THE LAND ITSELF IS THE ARCHIVE
Our histories draw boundaries, assert ownership, and express the cultural values and ambitions of those who wrote them. Histories illuminate truths and obscure them in equal measure; they often contradict each other. But every account of Colorado’s past reveals a basic human desire to claim one’s relationship to the earth.
Taken together, these stories reveal a common humanity and sense of belonging; they allow us to see ourselves in perspectives far different than our own; they put us more closely in touch with a landscape we already loved, and thought we knew.
TERRITORIES explores one of America’s most iconic regions through the hidden histories embedded in the landscape — surprising, sometimes unsettling, always illuminating.
A MAP AS A MIRROR
The project takes its name from the speculative, colonial language of the 19th century, when the United States first staked its claim to these lands.

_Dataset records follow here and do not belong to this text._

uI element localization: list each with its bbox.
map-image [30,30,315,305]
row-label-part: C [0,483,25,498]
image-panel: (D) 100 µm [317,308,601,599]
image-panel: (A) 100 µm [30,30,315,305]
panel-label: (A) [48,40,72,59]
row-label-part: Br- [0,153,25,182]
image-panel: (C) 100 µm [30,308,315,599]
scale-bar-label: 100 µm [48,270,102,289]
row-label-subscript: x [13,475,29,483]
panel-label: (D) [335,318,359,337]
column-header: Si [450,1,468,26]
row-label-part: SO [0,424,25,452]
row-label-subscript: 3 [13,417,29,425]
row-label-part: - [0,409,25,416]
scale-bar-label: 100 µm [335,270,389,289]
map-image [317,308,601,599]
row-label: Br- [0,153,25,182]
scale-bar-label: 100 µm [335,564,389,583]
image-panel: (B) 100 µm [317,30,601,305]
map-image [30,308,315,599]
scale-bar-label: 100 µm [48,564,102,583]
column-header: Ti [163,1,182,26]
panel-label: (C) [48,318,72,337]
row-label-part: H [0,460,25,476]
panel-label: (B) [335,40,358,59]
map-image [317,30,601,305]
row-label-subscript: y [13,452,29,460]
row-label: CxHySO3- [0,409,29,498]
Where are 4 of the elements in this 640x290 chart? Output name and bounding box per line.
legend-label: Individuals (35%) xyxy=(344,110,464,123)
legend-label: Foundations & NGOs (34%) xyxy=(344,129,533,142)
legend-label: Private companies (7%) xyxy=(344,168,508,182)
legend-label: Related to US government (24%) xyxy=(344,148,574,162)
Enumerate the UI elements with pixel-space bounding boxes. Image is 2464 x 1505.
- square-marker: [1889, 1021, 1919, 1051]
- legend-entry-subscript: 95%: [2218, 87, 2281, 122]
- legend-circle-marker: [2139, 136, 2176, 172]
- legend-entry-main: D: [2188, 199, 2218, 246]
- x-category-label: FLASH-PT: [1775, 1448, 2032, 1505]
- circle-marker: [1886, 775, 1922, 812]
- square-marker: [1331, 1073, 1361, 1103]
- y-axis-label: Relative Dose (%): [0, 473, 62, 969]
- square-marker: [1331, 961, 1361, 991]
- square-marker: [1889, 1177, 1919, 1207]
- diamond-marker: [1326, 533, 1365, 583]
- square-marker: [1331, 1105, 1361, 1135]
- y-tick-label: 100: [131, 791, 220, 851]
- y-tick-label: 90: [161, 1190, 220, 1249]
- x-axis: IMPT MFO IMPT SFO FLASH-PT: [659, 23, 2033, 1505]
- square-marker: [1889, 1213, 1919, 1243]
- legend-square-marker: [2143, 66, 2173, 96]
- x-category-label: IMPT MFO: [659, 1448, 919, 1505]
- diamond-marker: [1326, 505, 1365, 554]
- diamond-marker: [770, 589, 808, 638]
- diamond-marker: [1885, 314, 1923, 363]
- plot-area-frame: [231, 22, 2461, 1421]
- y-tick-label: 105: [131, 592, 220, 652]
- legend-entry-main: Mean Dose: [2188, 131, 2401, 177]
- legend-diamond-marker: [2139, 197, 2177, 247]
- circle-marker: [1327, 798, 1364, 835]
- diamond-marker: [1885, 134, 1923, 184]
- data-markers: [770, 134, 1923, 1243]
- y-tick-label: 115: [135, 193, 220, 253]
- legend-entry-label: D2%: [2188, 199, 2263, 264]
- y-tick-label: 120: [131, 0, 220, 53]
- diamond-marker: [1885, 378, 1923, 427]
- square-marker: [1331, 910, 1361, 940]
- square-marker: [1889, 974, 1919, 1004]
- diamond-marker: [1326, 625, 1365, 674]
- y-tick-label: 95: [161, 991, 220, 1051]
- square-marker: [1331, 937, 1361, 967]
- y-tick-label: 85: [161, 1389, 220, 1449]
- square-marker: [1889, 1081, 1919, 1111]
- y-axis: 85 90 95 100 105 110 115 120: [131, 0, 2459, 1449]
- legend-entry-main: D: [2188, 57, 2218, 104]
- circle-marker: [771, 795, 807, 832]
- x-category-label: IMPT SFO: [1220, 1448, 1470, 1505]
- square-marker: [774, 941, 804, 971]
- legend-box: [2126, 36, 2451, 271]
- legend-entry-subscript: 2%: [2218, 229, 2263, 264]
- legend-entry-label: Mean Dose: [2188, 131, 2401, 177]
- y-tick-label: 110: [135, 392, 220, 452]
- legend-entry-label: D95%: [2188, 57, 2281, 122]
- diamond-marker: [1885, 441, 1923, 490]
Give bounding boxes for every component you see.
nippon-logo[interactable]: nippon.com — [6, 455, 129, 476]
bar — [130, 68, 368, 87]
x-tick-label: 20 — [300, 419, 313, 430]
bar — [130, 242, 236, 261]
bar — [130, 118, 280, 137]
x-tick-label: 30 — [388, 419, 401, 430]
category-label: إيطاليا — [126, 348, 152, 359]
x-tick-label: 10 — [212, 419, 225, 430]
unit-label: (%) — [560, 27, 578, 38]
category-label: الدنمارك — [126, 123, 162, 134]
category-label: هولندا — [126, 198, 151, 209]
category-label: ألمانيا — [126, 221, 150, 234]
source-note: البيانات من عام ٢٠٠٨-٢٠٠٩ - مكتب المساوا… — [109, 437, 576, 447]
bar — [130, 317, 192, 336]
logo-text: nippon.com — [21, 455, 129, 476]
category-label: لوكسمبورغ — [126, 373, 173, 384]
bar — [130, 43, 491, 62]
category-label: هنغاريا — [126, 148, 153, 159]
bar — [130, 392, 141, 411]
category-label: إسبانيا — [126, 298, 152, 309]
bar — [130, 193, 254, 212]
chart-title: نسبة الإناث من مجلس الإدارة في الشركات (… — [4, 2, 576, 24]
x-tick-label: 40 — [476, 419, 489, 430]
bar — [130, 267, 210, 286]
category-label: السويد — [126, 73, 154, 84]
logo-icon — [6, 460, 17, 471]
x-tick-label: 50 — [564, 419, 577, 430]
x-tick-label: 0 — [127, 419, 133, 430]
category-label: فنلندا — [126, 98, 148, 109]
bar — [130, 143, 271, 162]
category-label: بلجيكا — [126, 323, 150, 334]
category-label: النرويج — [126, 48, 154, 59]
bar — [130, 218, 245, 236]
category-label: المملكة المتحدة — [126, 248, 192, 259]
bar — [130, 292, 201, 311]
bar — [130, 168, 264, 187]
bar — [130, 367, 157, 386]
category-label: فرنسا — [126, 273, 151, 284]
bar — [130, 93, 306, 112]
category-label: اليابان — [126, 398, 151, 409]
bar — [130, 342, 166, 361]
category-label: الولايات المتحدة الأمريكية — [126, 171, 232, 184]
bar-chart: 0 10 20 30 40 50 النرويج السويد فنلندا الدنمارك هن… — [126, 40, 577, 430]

But its deeper inspiration reaches back further — to a single remarkable map.
In 1776, Spanish cartographer Bernardo de Miera y Pacheco set out with the Dominguez-Escalante expedition, among the first Europeans to explore this region. The map he made is a document full of contradictions: on paper, the land belonged to the Spanish crown; in reality, it was home to Native peoples who had known it for centuries.
Miera’s map is more than a record of geography. It’s an act of imagination — part colonial arrogance, part evangelical mission, but full of genuine wonder and interest in unfamiliar people and cultures. It’s one man trying to make sense of an extraordinary journey through an unknown world.
TERRITORIES takes inspiration from Miera’s beautiful, flawed, deeply-human attempt to depict this land and the people who have called it home.